Additionally, when we gutted the kitchen, we made a decision to remove the radiator there to make room for more cabinetry. The upshot of this decision was that there was no heat on the west side of the first floor last winter, which made entertaining (and cooking) a chilly prospect.
This is the first of many steps to reclaim the front porch for a habitable space within the house—we have dreams of using the reception room and office for another usable living space, as well as the exam room for a TV room/den. Having the radiator moved back inside will not be cheap, but I think that in the long run it will make the first floor a better place to live, and it’s great to make a little forward movement.
The Mobile Chapel is parked at a rest stop in southern Pennsylvania, and it’s open for business at 6:30 on a Monday evening.
A beautiful Pontiac conveniently parked aross the street from my parents’ house yesterday afternoon.
Taken in my father’s garden, upstate New York.
I have a client inside the beltway who I have to visit from time to time.
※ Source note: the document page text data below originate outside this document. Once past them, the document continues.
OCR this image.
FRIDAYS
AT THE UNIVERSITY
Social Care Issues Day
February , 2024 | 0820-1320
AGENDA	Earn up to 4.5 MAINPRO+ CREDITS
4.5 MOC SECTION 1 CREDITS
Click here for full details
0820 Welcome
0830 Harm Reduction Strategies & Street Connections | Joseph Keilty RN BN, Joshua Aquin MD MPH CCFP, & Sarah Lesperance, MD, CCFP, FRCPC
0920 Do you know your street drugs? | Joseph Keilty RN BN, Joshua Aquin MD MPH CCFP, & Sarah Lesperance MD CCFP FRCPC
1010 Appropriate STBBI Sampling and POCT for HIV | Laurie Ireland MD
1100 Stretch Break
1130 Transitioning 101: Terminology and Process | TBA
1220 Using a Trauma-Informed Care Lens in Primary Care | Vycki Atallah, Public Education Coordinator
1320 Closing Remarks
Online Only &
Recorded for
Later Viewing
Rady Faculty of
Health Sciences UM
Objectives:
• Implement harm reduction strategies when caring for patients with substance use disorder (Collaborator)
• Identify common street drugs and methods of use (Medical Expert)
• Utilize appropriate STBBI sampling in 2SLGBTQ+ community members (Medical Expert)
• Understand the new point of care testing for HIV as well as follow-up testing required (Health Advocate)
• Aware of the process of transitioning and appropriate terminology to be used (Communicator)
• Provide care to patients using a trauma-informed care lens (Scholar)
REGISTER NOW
On the way there, I’ve spied a beautiful green touring car of 20’s vintage sitting in a nondescript gas station parking lot through sun, rain, and snow. On my way back from a meeting, I finally stopped to shoot some viewfinder pics of the car, and found it to be a Hudson sedan in reasonably good shape. At this point in time, I’m stopping to shoot every interesting car over 30 years old because of the ravages of Eastern winters on pre-undercoated and galvanized bodywork. This particular car looks like it was treated to a comprehensive overhaul sometime in the last ten years, and then left to its own fate outside in the elements. A grand car like this deserves to be stored in a climate-controlled garage, and then packed each weekend with suitcases, a picnic lunch, and a family, and then driven to scenic destinations—in other words, loved and used. It pains me to see rust bubbles on the sills of the running boards and spiderweb cracks in the chrome on a survivor as proud and dignified as this, because I’d hate to see it deteriorate past the point of restoration.